NU profs try to stay balanced as attention narrows on Islam

Elaine Helm

Weinberg lecturer Lynn Whitcomb said she always has been careful to provide fair and unbiased information about Islam in her Arabic language classes. But as conflicts continue in the Middle East, she has become more adamant about creating a balance in the material she presents.

“Sometimes talking to people, if you don’t sound 100 percent supportive of Palestinians, you’re a Zionist and if you don’t sound 100 percent supportive of Israel, then you’re anti-Semitic,” she said. “I think there has to be something in between.”

Despite concerns of fairness, Northwestern professors teaching courses related to the Middle East, Islam and Judaism say high tension in American society regarding the Israeli-Palestinian conflict has little bearing on the way they teach their courses.

“My approach to teaching language is that you have to, on some level, talk about culture,” Whitcomb said. “So we do talk about Islam in the class, but it’s more talking about religion as an impact on culture.”

But for Whitcomb and others teaching about the Middle East, criticism from extremists has become common. A Web site produced by a pro-Israel group called Middle East Forum criticizes professors and programs at universities for views on the Palestinian-Israeli conflict and on political Islam. Schools such as the University of Chicago are listed on the Web site, but, so far, there is no mention of NU.

The site,, says “American scholars … reject the views of most Americans and the enduring policies of the U.S. government about the Middle East” and “seem generally to dislike their own country.”

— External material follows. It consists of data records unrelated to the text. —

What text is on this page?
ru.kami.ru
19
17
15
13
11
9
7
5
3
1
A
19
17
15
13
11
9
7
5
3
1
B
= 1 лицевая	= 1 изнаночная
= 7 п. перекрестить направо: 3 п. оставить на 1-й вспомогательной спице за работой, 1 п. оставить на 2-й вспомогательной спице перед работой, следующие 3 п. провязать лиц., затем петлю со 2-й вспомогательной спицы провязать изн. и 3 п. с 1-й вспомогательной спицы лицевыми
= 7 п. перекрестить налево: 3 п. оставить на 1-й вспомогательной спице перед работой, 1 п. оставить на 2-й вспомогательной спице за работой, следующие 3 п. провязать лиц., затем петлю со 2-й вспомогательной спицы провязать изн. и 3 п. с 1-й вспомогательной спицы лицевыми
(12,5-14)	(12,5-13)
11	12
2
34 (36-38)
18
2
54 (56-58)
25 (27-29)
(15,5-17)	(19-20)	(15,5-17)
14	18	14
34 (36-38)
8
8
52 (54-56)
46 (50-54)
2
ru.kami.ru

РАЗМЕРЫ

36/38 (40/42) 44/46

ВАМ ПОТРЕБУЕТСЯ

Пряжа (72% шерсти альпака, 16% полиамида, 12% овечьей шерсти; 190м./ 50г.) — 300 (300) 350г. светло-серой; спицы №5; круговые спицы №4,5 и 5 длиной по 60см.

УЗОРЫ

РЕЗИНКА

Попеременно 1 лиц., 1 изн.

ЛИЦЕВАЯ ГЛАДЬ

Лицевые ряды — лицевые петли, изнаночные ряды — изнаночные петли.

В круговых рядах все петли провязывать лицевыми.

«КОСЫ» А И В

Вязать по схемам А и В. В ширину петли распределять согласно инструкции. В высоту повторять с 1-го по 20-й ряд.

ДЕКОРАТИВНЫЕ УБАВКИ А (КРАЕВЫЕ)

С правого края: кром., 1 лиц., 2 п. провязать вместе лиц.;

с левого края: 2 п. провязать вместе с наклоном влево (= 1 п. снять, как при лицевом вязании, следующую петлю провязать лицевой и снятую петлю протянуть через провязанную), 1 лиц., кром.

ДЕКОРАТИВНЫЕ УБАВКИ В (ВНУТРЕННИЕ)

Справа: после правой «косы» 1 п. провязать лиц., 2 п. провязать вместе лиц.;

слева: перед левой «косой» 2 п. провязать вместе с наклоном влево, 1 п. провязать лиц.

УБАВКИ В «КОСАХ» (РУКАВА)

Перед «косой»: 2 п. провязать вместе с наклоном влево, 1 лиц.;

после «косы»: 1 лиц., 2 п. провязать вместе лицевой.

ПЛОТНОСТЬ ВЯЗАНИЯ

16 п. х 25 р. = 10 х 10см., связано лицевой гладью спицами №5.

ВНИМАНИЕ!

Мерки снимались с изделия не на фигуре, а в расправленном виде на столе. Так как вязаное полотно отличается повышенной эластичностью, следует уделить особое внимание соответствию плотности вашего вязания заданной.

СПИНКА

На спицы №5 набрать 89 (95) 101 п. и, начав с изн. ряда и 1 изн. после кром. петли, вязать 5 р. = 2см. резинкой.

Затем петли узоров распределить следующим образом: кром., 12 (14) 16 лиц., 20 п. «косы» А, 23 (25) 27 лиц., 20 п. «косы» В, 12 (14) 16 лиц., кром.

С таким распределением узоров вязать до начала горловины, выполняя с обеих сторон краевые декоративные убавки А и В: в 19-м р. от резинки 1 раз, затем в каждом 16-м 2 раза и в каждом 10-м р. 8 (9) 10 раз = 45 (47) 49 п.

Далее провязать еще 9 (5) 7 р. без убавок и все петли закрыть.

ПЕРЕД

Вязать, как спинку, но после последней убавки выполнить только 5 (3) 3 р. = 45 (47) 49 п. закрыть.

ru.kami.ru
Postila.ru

Medill associate professor Marda Dunsky, who is teaching a new course this quarter about reporting on the Arab world, said the views expressed on Campus Watch do not intimidate her. Rather, she said she is encouraged that about 100 professors have contacted the site’s owners asking to be added to the list.

“I think that’s a very good sign,” she said. “I mean, I’m not quaking in my boots. It’s like saying, ‘If you criticize American foreign policy, you don’t like your country.’ This is opinion masquerading as fact.”

Dunsky’s seminar class for Medill students will includes hands-on media criticism of American news coverage of Afghanistan, the Palestinian-Israeli conflict and other issues in the Arab world, she said. She also said she hopes for respectful dialogue, despite “heightened sensitivities.”

NU’s registrar and department chairpersons in history and religion say increased interest in the subjects is difficult to measure, but classes filled quickly and few still remain open.

Carl Petry, a history professor teaching early Islamic history this quarter, said he sees evidence of greater interest in classes about the political aspects of Islam.

“The huge waiting lists involve (classes about) the contemporary period,” he said. “There is interest in the history, but that tends to come from people who are not interested in the religion in itself.”

Whitcomb said the department of African and Asian languages opened introductory Arabic classes this year to more students and offered the course during the summer session for the first time. With more than 30 students in her first-year Arabic class this year, Whitcomb has nearly twice the number of students as in the past.

“That’s a reasonable sign that there’s a fairly strong interest,” Whitcomb said. “But I’m not sure that it’s entirely due to recent events.”

Even the religion department’s introductory Islam course filling up on the first day of registration does not necessarily indicate greater student interest, said Cristina Traina, chairwoman of NU’s religion department.

“It’s really hard to measure increased interest,” she said. “We normally end up with waiting lists at this time of year, but often if the classes get full, students give up.”

However, students in the Muslim-cultural Students Association are hoping to see more Islam-related classes soon, said Tehseen Ahmed, McSA co-president.

“We’re trying to work on getting a Middle Eastern studies program going,” said Ahmed, a Weinberg senior. “There definitely has been an increasing interest (in) taking classes on that part of the world.”